Entretanto, o ponto em que o personagem mais se aproxima da teoria aristotélica sobre a virtude consiste no fato de que Batman além de dedicar-se a justiça em sua cidade, é um ser humano corajoso na luta contra a criminalidade e a corrupção, haja visto que para Aristóteles a coragem é uma virtude que está entre (mediania/justo meio)  dois vícios: Covardia (ou medo)  e Temeridade (autoconfiança). Sendo que a covardia é um vício por falta de coragem, já a temeridade é um vicio por excesso de coragem.

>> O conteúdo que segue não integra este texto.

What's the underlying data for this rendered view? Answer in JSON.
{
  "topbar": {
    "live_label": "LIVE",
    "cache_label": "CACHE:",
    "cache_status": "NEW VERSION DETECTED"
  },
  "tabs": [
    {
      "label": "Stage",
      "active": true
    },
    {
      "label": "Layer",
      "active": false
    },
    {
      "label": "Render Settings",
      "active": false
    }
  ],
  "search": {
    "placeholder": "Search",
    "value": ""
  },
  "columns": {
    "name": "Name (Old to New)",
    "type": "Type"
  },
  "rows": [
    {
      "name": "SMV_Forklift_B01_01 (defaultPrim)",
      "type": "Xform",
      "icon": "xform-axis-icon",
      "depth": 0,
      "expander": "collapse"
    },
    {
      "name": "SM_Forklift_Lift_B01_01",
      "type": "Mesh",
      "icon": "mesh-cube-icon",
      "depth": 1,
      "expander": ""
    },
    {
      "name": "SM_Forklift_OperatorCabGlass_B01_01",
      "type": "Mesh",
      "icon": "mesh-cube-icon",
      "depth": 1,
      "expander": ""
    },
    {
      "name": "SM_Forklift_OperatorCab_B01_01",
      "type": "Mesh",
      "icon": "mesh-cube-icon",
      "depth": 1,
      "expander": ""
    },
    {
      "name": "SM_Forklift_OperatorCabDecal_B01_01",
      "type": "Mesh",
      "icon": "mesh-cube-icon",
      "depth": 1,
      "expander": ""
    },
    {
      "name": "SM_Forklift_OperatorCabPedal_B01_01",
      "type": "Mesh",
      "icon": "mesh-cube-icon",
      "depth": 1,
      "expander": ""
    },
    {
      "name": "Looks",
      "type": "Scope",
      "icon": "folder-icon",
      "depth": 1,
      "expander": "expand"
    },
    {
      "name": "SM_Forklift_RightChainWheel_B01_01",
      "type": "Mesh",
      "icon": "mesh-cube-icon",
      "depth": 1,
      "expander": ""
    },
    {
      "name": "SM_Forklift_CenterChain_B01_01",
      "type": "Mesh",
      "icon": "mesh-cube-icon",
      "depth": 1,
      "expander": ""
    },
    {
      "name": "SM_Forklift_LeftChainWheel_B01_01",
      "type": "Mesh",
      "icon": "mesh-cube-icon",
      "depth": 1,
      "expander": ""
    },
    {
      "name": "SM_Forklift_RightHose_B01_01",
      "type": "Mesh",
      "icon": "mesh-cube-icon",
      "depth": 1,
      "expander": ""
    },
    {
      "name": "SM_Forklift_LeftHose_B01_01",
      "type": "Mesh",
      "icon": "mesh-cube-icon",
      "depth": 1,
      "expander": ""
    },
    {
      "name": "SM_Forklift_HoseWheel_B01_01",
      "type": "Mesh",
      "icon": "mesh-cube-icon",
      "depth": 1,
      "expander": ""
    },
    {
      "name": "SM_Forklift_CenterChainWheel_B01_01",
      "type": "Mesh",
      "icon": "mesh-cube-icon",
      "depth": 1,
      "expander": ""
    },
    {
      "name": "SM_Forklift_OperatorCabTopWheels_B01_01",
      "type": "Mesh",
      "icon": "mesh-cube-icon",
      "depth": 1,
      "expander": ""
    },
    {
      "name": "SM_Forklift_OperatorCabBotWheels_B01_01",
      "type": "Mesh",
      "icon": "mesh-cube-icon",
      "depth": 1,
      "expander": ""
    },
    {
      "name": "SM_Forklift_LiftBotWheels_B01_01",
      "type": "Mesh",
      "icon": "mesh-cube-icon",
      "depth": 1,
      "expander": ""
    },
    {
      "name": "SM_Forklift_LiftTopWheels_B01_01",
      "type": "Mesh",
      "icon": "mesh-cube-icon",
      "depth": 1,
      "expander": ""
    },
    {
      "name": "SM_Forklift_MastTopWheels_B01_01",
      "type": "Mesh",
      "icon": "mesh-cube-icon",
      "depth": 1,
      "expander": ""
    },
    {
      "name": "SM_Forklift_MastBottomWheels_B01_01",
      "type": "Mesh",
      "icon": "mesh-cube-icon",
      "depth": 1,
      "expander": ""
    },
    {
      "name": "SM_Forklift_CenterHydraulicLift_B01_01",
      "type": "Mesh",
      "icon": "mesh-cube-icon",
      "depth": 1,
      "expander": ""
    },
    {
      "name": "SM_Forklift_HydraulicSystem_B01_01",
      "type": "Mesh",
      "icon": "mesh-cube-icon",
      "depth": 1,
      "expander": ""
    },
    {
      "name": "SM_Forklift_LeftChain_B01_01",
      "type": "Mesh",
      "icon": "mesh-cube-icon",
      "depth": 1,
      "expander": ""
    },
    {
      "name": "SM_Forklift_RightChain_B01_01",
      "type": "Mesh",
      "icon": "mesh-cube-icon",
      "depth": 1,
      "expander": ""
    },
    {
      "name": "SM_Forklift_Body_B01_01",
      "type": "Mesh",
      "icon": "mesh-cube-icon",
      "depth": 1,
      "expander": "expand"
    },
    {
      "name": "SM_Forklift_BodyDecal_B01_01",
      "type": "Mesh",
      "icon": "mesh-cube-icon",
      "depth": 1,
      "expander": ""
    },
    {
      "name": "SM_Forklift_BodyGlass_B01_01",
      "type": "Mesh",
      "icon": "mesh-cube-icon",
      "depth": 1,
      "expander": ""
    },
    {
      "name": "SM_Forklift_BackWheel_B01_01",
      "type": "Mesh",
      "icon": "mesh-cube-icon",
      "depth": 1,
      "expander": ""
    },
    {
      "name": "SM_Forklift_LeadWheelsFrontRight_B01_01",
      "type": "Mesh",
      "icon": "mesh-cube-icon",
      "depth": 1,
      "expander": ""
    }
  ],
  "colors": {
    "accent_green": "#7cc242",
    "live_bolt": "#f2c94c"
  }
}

Portanto, foi possível notar que o personagem Batman se aproxima da concepção de ética proposta por Aristóteles na medida que Bruce Wayne busca aprimorar suas qualidades enquanto ser humano, para então assumir o papel de justiceiro de Gotham, assemelhando-se nesse ponto a ideia do filósofo grego de que os cidadãos deveriam aprimorar-se visando a excelência. Além disso, também é possível fazer um paralelo entre as ações de Batman, que geralmente apresentam um senso de justiça, ao que propunha Aristóteles a respeito do conceito de virtude, caracterizada por ele como ações que são um justo meio entre dois extremos: a covardia e a temeridade.